In the interview, Bob Gourley explained how the problem of breach fatigue may lead to the national security implications of certain data breaches being ignored: “[W]e’ve become numb to all these attack notifications, breach notifications. There’s just millions of records stolen all the time, and so, how do you sort it out, and realize what is important or not?” This is a crucial question, since recent incidents like the Marriott data breach and the cyberattack on Tribune Publishing have implications for national security, even though the targets were private companies.
Matt Devost elaborated on the security aspects of the proliferation of A.I. technology, such as A.I. bias: “When A.I. programs are written, or algorithms are written, they kind of inherit the bias of the authors. … [W]e’ve seen this over and over again in the market, where machine learning or A.I. is introduced, and as it continues to build upon the learning in which it was programmed, those biases start to get enhanced.” This makes data integrity essential: “We need to make sure that these A.I. and machine learning systems can’t be influenced by external actors, where we see increasingly the use of machine learning to process signals from external sources.”

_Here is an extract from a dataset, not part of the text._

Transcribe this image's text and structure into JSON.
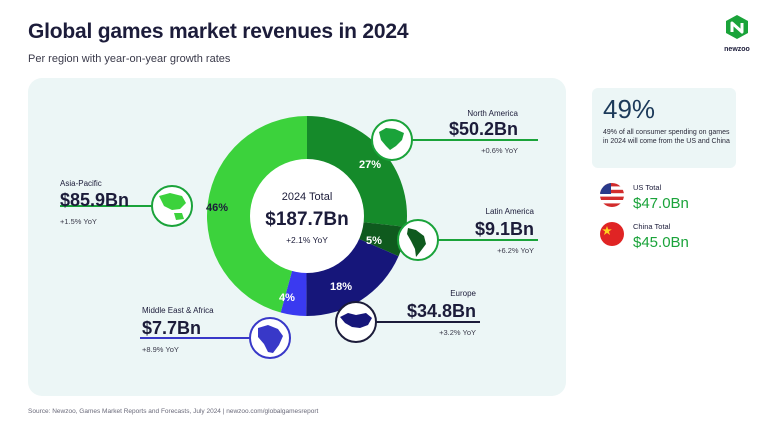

Matt Devost also pointed out that if security is not built into A.I. from the start, people might lose control over the development of this technology in the future: “[A]s we implement machine learning, we might reach a point where we don’t really even understand how the technology is working, so let’s start with a very strong security foundation at the beginning. Let’s build in the best practices that we know, let’s secure these platforms. Use that as the baseline.”